Indem sie hier zitathaft das zuvor aufgezeichnete Spracherlebnis mit anklingen läßt, verleiht Tawada den Überlegungen Wittgensteins nun einen eigenen Akzent. Obwohl sie bekennt, dass sie diese „seit einem Monat [...] so interessant wie noch nie“ fand (ebd.), geht sie dennoch argumentativ nicht weiter darauf ein; statt dessen zeigt sie an dem Beispiel ihrer eigenen Hörerfahrung am MIT (»Haben Sie sich verletzt?«) auf, wie das Sprechen über den Schmerz diesen aus dem Blick verlieren und in einer die kommunikative Funktion der Sprache durchkreuzenden Verknüpfung in ein anderes umschlagen kann.

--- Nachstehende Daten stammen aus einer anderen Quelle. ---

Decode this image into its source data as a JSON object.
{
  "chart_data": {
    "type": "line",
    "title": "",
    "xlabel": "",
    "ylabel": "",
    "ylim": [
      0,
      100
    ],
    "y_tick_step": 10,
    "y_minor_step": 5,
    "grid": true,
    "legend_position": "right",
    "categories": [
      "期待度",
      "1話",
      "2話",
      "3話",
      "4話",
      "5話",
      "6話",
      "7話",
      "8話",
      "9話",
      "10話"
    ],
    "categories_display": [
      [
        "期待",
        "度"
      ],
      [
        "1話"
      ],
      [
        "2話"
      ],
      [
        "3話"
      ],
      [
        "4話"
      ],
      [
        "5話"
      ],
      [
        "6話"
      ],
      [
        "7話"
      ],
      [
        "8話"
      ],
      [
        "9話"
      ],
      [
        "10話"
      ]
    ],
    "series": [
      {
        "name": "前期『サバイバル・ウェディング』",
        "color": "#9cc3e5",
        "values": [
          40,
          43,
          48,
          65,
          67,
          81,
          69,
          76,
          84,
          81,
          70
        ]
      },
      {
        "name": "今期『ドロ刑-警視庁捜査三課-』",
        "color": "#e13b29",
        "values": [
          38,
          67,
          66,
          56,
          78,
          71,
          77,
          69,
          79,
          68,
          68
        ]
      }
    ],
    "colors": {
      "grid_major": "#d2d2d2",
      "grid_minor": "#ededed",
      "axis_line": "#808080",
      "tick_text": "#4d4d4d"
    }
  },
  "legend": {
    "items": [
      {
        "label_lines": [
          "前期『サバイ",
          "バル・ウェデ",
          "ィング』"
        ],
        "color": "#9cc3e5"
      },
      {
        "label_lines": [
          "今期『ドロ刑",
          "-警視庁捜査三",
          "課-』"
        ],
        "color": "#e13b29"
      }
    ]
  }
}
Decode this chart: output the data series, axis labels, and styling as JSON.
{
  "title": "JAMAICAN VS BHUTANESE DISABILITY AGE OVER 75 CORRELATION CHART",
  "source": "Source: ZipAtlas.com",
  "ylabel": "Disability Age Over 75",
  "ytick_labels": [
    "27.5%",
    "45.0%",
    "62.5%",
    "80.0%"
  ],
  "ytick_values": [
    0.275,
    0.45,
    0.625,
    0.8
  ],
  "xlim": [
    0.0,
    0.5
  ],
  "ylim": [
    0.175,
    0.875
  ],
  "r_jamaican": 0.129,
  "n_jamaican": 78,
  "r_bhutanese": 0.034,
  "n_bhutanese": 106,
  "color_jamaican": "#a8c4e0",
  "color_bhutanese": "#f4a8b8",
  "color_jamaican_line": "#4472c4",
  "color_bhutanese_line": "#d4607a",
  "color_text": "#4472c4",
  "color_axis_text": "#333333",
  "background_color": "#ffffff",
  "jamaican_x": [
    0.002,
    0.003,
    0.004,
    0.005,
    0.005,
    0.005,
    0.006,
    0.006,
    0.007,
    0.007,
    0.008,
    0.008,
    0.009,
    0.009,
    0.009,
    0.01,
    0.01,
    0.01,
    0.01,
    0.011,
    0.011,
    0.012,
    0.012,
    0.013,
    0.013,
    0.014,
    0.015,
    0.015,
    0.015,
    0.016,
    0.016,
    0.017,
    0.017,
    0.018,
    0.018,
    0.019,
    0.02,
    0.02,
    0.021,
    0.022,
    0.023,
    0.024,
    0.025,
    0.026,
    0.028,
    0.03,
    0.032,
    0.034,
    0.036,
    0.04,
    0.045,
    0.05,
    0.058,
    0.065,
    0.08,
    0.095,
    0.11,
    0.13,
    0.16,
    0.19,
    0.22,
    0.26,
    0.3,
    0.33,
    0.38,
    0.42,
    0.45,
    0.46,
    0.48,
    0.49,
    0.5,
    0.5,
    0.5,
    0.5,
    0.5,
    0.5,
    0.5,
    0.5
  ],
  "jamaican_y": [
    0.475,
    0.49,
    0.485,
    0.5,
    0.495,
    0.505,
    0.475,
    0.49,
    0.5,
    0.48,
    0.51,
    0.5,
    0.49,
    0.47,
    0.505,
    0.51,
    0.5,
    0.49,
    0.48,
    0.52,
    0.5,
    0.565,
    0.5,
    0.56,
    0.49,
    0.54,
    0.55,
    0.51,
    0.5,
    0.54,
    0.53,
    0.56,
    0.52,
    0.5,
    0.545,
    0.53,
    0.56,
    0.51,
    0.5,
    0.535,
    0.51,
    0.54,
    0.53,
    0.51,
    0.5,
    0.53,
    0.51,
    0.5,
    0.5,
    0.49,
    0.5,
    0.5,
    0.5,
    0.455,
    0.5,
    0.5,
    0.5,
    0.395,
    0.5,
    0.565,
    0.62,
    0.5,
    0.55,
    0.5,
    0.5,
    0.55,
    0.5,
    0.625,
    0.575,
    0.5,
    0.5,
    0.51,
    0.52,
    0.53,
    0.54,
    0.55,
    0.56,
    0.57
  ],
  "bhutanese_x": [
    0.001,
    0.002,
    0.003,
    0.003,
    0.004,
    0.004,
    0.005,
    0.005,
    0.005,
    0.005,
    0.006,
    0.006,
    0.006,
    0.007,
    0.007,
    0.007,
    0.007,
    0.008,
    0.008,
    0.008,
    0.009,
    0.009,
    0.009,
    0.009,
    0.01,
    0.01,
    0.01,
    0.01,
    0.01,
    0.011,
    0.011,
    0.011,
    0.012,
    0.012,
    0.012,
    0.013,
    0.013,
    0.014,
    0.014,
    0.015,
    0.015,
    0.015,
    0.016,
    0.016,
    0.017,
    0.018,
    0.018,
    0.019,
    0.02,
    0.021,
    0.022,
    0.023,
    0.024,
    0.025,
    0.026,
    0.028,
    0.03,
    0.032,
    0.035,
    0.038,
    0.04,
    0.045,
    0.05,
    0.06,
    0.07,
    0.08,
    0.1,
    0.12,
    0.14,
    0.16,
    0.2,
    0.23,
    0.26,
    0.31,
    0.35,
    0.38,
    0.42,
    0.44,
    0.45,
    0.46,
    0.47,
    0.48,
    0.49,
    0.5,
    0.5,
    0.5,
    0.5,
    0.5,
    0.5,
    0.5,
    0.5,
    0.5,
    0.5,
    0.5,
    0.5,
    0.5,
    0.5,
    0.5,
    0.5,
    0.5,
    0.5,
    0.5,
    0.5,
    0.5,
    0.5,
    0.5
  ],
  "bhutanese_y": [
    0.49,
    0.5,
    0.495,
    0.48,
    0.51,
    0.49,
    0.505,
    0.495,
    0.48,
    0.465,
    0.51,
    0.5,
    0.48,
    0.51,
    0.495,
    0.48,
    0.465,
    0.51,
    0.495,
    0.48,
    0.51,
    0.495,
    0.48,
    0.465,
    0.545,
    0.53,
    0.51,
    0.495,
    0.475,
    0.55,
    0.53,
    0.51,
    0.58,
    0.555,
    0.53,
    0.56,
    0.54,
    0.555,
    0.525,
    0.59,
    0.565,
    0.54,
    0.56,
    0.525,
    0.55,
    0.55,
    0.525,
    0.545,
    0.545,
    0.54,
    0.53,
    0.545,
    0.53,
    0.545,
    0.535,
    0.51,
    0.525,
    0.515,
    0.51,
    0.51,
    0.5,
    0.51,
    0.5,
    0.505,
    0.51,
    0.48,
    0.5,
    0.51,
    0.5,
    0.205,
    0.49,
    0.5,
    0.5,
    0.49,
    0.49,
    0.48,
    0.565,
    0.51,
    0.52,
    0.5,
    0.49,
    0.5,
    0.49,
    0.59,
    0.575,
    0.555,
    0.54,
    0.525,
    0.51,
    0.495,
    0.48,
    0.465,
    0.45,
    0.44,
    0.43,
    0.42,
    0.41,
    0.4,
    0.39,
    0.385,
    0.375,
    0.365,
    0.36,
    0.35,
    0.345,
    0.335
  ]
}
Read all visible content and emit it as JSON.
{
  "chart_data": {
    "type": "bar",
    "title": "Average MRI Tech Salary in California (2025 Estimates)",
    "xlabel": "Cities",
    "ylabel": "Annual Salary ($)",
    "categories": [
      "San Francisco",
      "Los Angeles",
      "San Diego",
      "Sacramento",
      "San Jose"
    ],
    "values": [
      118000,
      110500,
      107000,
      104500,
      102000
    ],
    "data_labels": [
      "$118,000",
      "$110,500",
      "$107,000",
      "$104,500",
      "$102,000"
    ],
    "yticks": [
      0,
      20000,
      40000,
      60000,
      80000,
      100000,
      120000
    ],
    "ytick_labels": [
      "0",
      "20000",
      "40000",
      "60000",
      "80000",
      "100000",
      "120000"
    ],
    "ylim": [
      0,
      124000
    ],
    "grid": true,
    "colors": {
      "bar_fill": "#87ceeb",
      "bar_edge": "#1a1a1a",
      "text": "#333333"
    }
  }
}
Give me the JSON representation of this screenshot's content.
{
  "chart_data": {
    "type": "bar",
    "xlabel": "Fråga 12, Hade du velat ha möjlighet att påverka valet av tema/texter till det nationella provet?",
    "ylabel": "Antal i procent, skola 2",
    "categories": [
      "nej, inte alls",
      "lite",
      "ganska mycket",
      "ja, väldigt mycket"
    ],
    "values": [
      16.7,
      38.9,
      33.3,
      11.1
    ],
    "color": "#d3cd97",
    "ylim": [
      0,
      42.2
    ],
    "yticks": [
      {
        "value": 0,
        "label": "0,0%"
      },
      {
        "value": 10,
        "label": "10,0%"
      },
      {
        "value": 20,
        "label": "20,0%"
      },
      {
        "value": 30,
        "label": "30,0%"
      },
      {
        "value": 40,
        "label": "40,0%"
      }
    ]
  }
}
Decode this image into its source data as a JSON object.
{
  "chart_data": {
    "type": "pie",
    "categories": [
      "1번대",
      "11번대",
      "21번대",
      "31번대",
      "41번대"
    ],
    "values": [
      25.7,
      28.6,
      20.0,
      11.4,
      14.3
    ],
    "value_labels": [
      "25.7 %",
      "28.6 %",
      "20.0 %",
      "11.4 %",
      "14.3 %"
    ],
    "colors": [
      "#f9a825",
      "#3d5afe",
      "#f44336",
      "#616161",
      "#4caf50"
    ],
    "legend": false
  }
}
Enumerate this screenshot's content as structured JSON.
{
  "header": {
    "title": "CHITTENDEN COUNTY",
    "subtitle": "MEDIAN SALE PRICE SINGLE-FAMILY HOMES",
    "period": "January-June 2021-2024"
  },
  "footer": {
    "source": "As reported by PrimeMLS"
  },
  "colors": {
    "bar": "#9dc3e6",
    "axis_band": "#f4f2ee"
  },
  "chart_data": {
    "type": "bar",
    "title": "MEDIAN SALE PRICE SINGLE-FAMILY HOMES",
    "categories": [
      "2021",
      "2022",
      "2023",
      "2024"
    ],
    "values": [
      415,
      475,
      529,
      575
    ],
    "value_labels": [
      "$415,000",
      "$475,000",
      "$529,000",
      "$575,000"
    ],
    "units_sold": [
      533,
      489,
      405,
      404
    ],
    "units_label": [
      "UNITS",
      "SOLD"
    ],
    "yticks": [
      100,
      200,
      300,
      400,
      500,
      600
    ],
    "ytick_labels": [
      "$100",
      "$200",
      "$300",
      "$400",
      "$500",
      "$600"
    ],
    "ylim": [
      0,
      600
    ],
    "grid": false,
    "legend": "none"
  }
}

Deshalb  stellt sie nun der Frage nach der Verletzung die Frage nach der Vernetzung der Welt im Kontext einer kritischen Auseinandersetzung mit den zeitgenössischen Kommunikationsmedien und Aufzeichnungssystemen gegenüber. Dies problematisiert sie dann explizit im Bezug auf das Verhältnis von (räumlicher) Nähe und Distanz [12]:

Man sagte mir, die Welt sei vernetzt, die Entfernung spiele keine Rolle mehr. Es schien mir aber so, als ob nicht die Entfernung, sondern die Nähe keine Rolle mehr spiele. Auch jemandem, der nebenan sitzt, kann man eine E-Mail schicken. Ist die Welt wirklich vernetzt oder ist sie vielleicht verletzt? (Überseezungen, 101)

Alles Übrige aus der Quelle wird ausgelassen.